Chen attended the 14th Conference on Overseas Chinese Pioneering and Developing in China this week in Wuhan, capital of central China’s Hubei Province. The Conference is an annual event for overseas Chinese to exchange business ideas and projects.
“My expertise on building information modeling will come to its own if I move back to China, given the rail transit boom,” Chen said. He launched his own engineering consultancy in Singapore in 2012, but has yet to make much money.
Chen is not the only gold digger planning return. A huge domestic market and favorable packages in terms of medicare, insurance, housing and taxation have made China an attractive destination.
In 2013 about 354,000 Chinese students returned from overseas after graduation, up 29.5 percent. Some optimists even suggest that within five years the regular exodus of students could become an influx of graduates.

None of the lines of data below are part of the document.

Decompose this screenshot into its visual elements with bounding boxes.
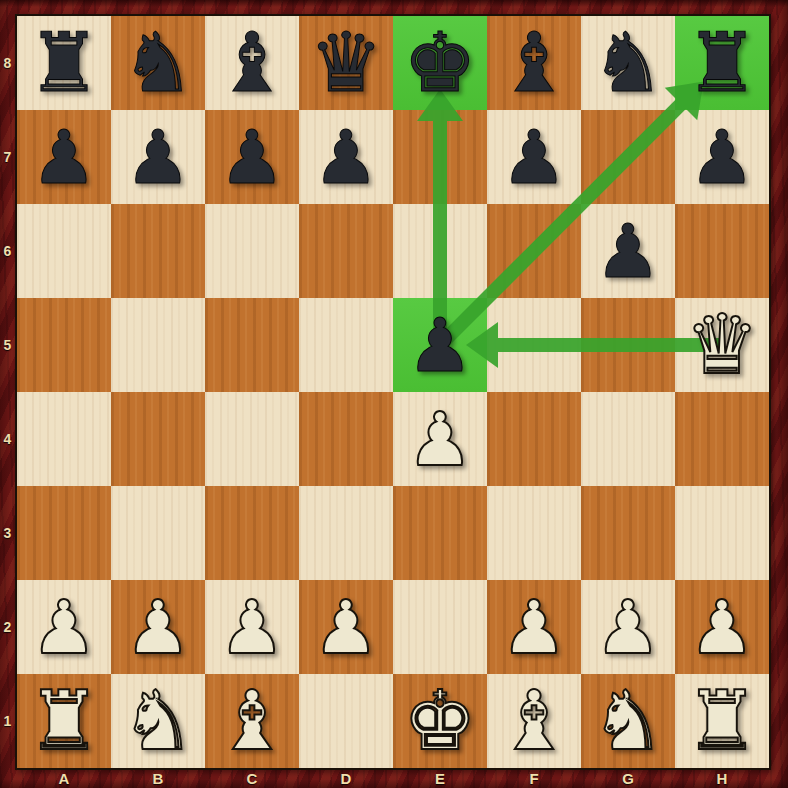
black-pawn-h7[interactable]: ♟ [675,110,769,204]
black-pawn-f7[interactable]: ♟ [487,110,581,204]
white-pawn-e4[interactable]: ♟ [393,392,487,486]
black-rook-a8[interactable]: ♜ [17,16,111,110]
black-pawn-e5[interactable]: ♟ [393,298,487,392]
rank-label-8: 8 [0,16,15,110]
black-bishop-c8[interactable]: ♝ [205,16,299,110]
white-bishop-c1[interactable]: ♝ [205,674,299,768]
file-label-a: A [17,769,111,788]
white-knight-g1[interactable]: ♞ [581,674,675,768]
white-pawn-g2[interactable]: ♟ [581,580,675,674]
file-label-c: C [205,769,299,788]
white-pawn-b2[interactable]: ♟ [111,580,205,674]
black-knight-g8[interactable]: ♞ [581,16,675,110]
black-pawn-a7[interactable]: ♟ [17,110,111,204]
rank-label-3: 3 [0,486,15,580]
rank-label-6: 6 [0,204,15,298]
white-pawn-h2[interactable]: ♟ [675,580,769,674]
white-pawn-f2[interactable]: ♟ [487,580,581,674]
file-label-h: H [675,769,769,788]
rank-label-2: 2 [0,580,15,674]
black-bishop-f8[interactable]: ♝ [487,16,581,110]
file-label-e: E [393,769,487,788]
file-label-g: G [581,769,675,788]
rank-label-5: 5 [0,298,15,392]
rank-label-4: 4 [0,392,15,486]
white-knight-b1[interactable]: ♞ [111,674,205,768]
white-king-e1[interactable]: ♚ [393,674,487,768]
black-pawn-g6[interactable]: ♟ [581,204,675,298]
white-pawn-c2[interactable]: ♟ [205,580,299,674]
black-king-e8[interactable]: ♚ [393,16,487,110]
white-bishop-f1[interactable]: ♝ [487,674,581,768]
rank-label-1: 1 [0,674,15,768]
chess-board-frame: 87654321 ♜♞♝♛♚♝♞♜♟♟♟♟♟♟♟♟♛♟♟♟♟♟♟♟♟♜♞♝♚♝♞… [0,0,788,788]
black-pawn-d7[interactable]: ♟ [299,110,393,204]
file-labels: ABCDEFGH [17,769,769,788]
white-pawn-a2[interactable]: ♟ [17,580,111,674]
black-queen-d8[interactable]: ♛ [299,16,393,110]
rank-label-7: 7 [0,110,15,204]
white-queen-h5[interactable]: ♛ [675,298,769,392]
piece-layer: ♜♞♝♛♚♝♞♜♟♟♟♟♟♟♟♟♛♟♟♟♟♟♟♟♟♜♞♝♚♝♞♜ [17,16,769,768]
black-rook-h8[interactable]: ♜ [675,16,769,110]
file-label-b: B [111,769,205,788]
rank-labels: 87654321 [0,16,15,768]
black-pawn-b7[interactable]: ♟ [111,110,205,204]
white-rook-h1[interactable]: ♜ [675,674,769,768]
black-pawn-c7[interactable]: ♟ [205,110,299,204]
file-label-d: D [299,769,393,788]
white-rook-a1[interactable]: ♜ [17,674,111,768]
black-knight-b8[interactable]: ♞ [111,16,205,110]
white-pawn-d2[interactable]: ♟ [299,580,393,674]
file-label-f: F [487,769,581,788]
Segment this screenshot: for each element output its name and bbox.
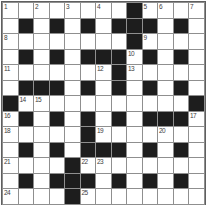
- cell-r2c7[interactable]: [96, 19, 111, 34]
- black-cell-r12c8: [112, 174, 127, 189]
- black-cell-r7c13: [189, 96, 204, 111]
- cell-r1c8[interactable]: [112, 3, 127, 18]
- cell-r6c5[interactable]: [65, 81, 80, 96]
- cell-r4c13[interactable]: [189, 50, 204, 65]
- cell-r13c6[interactable]: 25: [81, 189, 96, 204]
- cell-r1c13[interactable]: 7: [189, 3, 204, 18]
- cell-r3c4[interactable]: [50, 34, 65, 49]
- clue-number-17: 17: [190, 112, 196, 119]
- cell-r11c7[interactable]: 23: [96, 158, 111, 173]
- black-cell-r1c9: [127, 3, 142, 18]
- clue-number-18: 18: [4, 127, 10, 134]
- cell-r8c7[interactable]: [96, 112, 111, 127]
- cell-r7c8[interactable]: [112, 96, 127, 111]
- black-cell-r2c8: [112, 19, 127, 34]
- clue-number-10: 10: [128, 50, 134, 57]
- black-cell-r10c7: [96, 143, 111, 158]
- cell-r11c4[interactable]: [50, 158, 65, 173]
- black-cell-r12c6: [81, 174, 96, 189]
- black-cell-r12c10: [143, 174, 158, 189]
- clue-number-4: 4: [97, 3, 100, 10]
- cell-r7c12[interactable]: [174, 96, 189, 111]
- cell-r9c8[interactable]: [112, 127, 127, 142]
- cell-r7c7[interactable]: [96, 96, 111, 111]
- cell-r13c10[interactable]: [143, 189, 158, 204]
- black-cell-r10c8: [112, 143, 127, 158]
- cell-r5c13[interactable]: [189, 65, 204, 80]
- clue-number-23: 23: [97, 158, 103, 165]
- black-cell-r10c10: [143, 143, 158, 158]
- black-cell-r3c9: [127, 34, 142, 49]
- cell-r2c3[interactable]: [34, 19, 49, 34]
- cell-r10c1[interactable]: [3, 143, 18, 158]
- black-cell-r2c12: [174, 19, 189, 34]
- clue-number-9: 9: [144, 34, 147, 41]
- clue-number-16: 16: [4, 112, 10, 119]
- black-cell-r4c4: [50, 50, 65, 65]
- clue-number-1: 1: [4, 3, 7, 10]
- cell-r1c1[interactable]: 1: [3, 3, 18, 18]
- cell-r9c2[interactable]: [19, 127, 34, 142]
- clue-number-19: 19: [97, 127, 103, 134]
- cell-r3c13[interactable]: [189, 34, 204, 49]
- black-cell-r4c10: [143, 50, 158, 65]
- clue-number-11: 11: [4, 65, 10, 72]
- cell-r9c10[interactable]: [143, 127, 158, 142]
- cell-r9c13[interactable]: [189, 127, 204, 142]
- clue-number-14: 14: [20, 96, 26, 103]
- cell-r12c1[interactable]: [3, 174, 18, 189]
- black-cell-r8c10: [143, 112, 158, 127]
- black-cell-r12c12: [174, 174, 189, 189]
- clue-number-2: 2: [35, 3, 38, 10]
- cell-r13c3[interactable]: [34, 189, 49, 204]
- black-cell-r8c8: [112, 112, 127, 127]
- black-cell-r12c4: [50, 174, 65, 189]
- cell-r12c3[interactable]: [34, 174, 49, 189]
- cell-r1c7[interactable]: 4: [96, 3, 111, 18]
- cell-r5c10[interactable]: [143, 65, 158, 80]
- black-cell-r8c4: [50, 112, 65, 127]
- cell-r3c5[interactable]: [65, 34, 80, 49]
- cell-r9c9[interactable]: [127, 127, 142, 142]
- cell-r10c9[interactable]: [127, 143, 142, 158]
- cell-r11c2[interactable]: [19, 158, 34, 173]
- black-cell-r4c2: [19, 50, 34, 65]
- cell-r5c5[interactable]: [65, 65, 80, 80]
- clue-number-22: 22: [82, 158, 88, 165]
- black-cell-r6c3: [34, 81, 49, 96]
- black-cell-r4c6: [81, 50, 96, 65]
- cell-r12c11[interactable]: [158, 174, 173, 189]
- black-cell-r6c2: [19, 81, 34, 96]
- black-cell-r2c9: [127, 19, 142, 34]
- cell-r7c3[interactable]: 15: [34, 96, 49, 111]
- cell-r11c11[interactable]: [158, 158, 173, 173]
- black-cell-r2c2: [19, 19, 34, 34]
- black-cell-r8c2: [19, 112, 34, 127]
- cell-r6c11[interactable]: [158, 81, 173, 96]
- cell-r11c13[interactable]: [189, 158, 204, 173]
- cell-r13c1[interactable]: 24: [3, 189, 18, 204]
- clue-number-13: 13: [128, 65, 134, 72]
- cell-r3c7[interactable]: [96, 34, 111, 49]
- cell-r13c8[interactable]: [112, 189, 127, 204]
- cell-r11c8[interactable]: [112, 158, 127, 173]
- cell-r1c11[interactable]: 6: [158, 3, 173, 18]
- cell-r5c7[interactable]: 12: [96, 65, 111, 80]
- crossword-grid: 1234567891011121314151617181920212223242…: [1, 1, 206, 205]
- cell-r6c13[interactable]: [189, 81, 204, 96]
- cell-r3c2[interactable]: [19, 34, 34, 49]
- cell-r1c2[interactable]: [19, 3, 34, 18]
- black-cell-r4c8: [112, 50, 127, 65]
- cell-r5c1[interactable]: 11: [3, 65, 18, 80]
- cell-r1c10[interactable]: 5: [143, 3, 158, 18]
- clue-number-15: 15: [35, 96, 41, 103]
- cell-r4c9[interactable]: 10: [127, 50, 142, 65]
- cell-r3c8[interactable]: [112, 34, 127, 49]
- cell-r5c6[interactable]: [81, 65, 96, 80]
- black-cell-r5c8: [112, 65, 127, 80]
- cell-r8c9[interactable]: [127, 112, 142, 127]
- clue-number-3: 3: [66, 3, 69, 10]
- clue-number-12: 12: [97, 65, 103, 72]
- cell-r3c1[interactable]: 8: [3, 34, 18, 49]
- cell-r13c2[interactable]: [19, 189, 34, 204]
- black-cell-r6c10: [143, 81, 158, 96]
- black-cell-r6c6: [81, 81, 96, 96]
- black-cell-r6c8: [112, 81, 127, 96]
- clue-number-8: 8: [4, 34, 7, 41]
- black-cell-r12c2: [19, 174, 34, 189]
- black-cell-r10c2: [19, 143, 34, 158]
- black-cell-r4c12: [174, 50, 189, 65]
- clue-number-7: 7: [190, 3, 193, 10]
- black-cell-r2c10: [143, 19, 158, 34]
- cell-r13c13[interactable]: [189, 189, 204, 204]
- cell-r10c11[interactable]: [158, 143, 173, 158]
- black-cell-r2c4: [50, 19, 65, 34]
- cell-r9c11[interactable]: 20: [158, 127, 173, 142]
- cell-r10c5[interactable]: [65, 143, 80, 158]
- cell-r8c3[interactable]: [34, 112, 49, 127]
- cell-r3c10[interactable]: 9: [143, 34, 158, 49]
- cell-r5c2[interactable]: [19, 65, 34, 80]
- cell-r12c7[interactable]: [96, 174, 111, 189]
- cell-r13c12[interactable]: [174, 189, 189, 204]
- cell-r11c9[interactable]: [127, 158, 142, 173]
- cell-r7c5[interactable]: [65, 96, 80, 111]
- cell-r7c2[interactable]: 14: [19, 96, 34, 111]
- black-cell-r10c4: [50, 143, 65, 158]
- cell-r7c4[interactable]: [50, 96, 65, 111]
- cell-r9c7[interactable]: 19: [96, 127, 111, 142]
- cell-r11c3[interactable]: [34, 158, 49, 173]
- clue-number-20: 20: [159, 127, 165, 134]
- cell-r5c9[interactable]: 13: [127, 65, 142, 80]
- cell-r5c12[interactable]: [174, 65, 189, 80]
- cell-r13c9[interactable]: [127, 189, 142, 204]
- black-cell-r4c7: [96, 50, 111, 65]
- cell-r4c11[interactable]: [158, 50, 173, 65]
- black-cell-r10c12: [174, 143, 189, 158]
- cell-r1c6[interactable]: [81, 3, 96, 18]
- cell-r1c4[interactable]: [50, 3, 65, 18]
- cell-r5c4[interactable]: [50, 65, 65, 80]
- cell-r8c1[interactable]: 16: [3, 112, 18, 127]
- black-cell-r2c6: [81, 19, 96, 34]
- cell-r2c11[interactable]: [158, 19, 173, 34]
- black-cell-r6c12: [174, 81, 189, 96]
- cell-r13c11[interactable]: [158, 189, 173, 204]
- cell-r12c9[interactable]: [127, 174, 142, 189]
- cell-r6c1[interactable]: [3, 81, 18, 96]
- clue-number-24: 24: [4, 189, 10, 196]
- black-cell-r12c5: [65, 174, 80, 189]
- cell-r8c13[interactable]: 17: [189, 112, 204, 127]
- cell-r2c13[interactable]: [189, 19, 204, 34]
- clue-number-6: 6: [159, 3, 162, 10]
- cell-r5c11[interactable]: [158, 65, 173, 80]
- black-cell-r8c6: [81, 112, 96, 127]
- cell-r4c1[interactable]: [3, 50, 18, 65]
- cell-r6c9[interactable]: [127, 81, 142, 96]
- cell-r11c6[interactable]: 22: [81, 158, 96, 173]
- cell-r12c13[interactable]: [189, 174, 204, 189]
- cell-r9c4[interactable]: [50, 127, 65, 142]
- cell-r13c4[interactable]: [50, 189, 65, 204]
- black-cell-r6c4: [50, 81, 65, 96]
- clue-number-25: 25: [82, 189, 88, 196]
- cell-r11c1[interactable]: 21: [3, 158, 18, 173]
- clue-number-21: 21: [4, 158, 10, 165]
- cell-r1c5[interactable]: 3: [65, 3, 80, 18]
- cell-r11c10[interactable]: [143, 158, 158, 173]
- crossword-board-container: 1234567891011121314151617181920212223242…: [1, 1, 206, 205]
- cell-r9c1[interactable]: 18: [3, 127, 18, 142]
- cell-r2c1[interactable]: [3, 19, 18, 34]
- cell-r9c3[interactable]: [34, 127, 49, 142]
- cell-r7c6[interactable]: [81, 96, 96, 111]
- cell-r10c13[interactable]: [189, 143, 204, 158]
- cell-r7c9[interactable]: [127, 96, 142, 111]
- cell-r2c5[interactable]: [65, 19, 80, 34]
- black-cell-r8c11: [158, 112, 173, 127]
- cell-r7c10[interactable]: [143, 96, 158, 111]
- cell-r3c6[interactable]: [81, 34, 96, 49]
- black-cell-r11c5: [65, 158, 80, 173]
- cell-r3c3[interactable]: [34, 34, 49, 49]
- cell-r7c11[interactable]: [158, 96, 173, 111]
- cell-r13c7[interactable]: [96, 189, 111, 204]
- cell-r11c12[interactable]: [174, 158, 189, 173]
- clue-number-5: 5: [144, 3, 147, 10]
- cell-r4c3[interactable]: [34, 50, 49, 65]
- cell-r6c7[interactable]: [96, 81, 111, 96]
- cell-r4c5[interactable]: [65, 50, 80, 65]
- black-cell-r7c1: [3, 96, 18, 111]
- cell-r10c3[interactable]: [34, 143, 49, 158]
- cell-r9c12[interactable]: [174, 127, 189, 142]
- cell-r9c5[interactable]: [65, 127, 80, 142]
- cell-r3c11[interactable]: [158, 34, 173, 49]
- cell-r3c12[interactable]: [174, 34, 189, 49]
- cell-r1c3[interactable]: 2: [34, 3, 49, 18]
- black-cell-r9c6: [81, 127, 96, 142]
- black-cell-r13c5: [65, 189, 80, 204]
- black-cell-r10c6: [81, 143, 96, 158]
- black-cell-r8c12: [174, 112, 189, 127]
- cell-r8c5[interactable]: [65, 112, 80, 127]
- cell-r5c3[interactable]: [34, 65, 49, 80]
- cell-r1c12[interactable]: [174, 3, 189, 18]
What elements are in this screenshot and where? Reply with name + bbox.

The gradual reverse of the brain drain comes as China switches from an economy based on investment to a more balanced economy driven by consumption and innovation.
The somewhat awkwardly named “Thousand Talents” program was launched six years ago, and has for far recruited over 4,000 foreign experts. Overseas Chinese returning home ar eligible for the program. On Wednesday in Wuhan, 68 recruitment projects were agreed on, 11 more than last year.
“Global competition for talent has escalated. There is general agreement in China of the importance of talent, since attracting investment is simply not enough,” said Sun Xueyu, a Communist Party of China official.
Inconvenient exit-entry procedures, loopholes in personnel management systems and pollution are not helping the effort and until these problems are solved, it will be an uphill battle in the global talent war.
“I believe China can keep growing,” Chen said, “As long as we improve things, business opportunities in China are not to be missed.”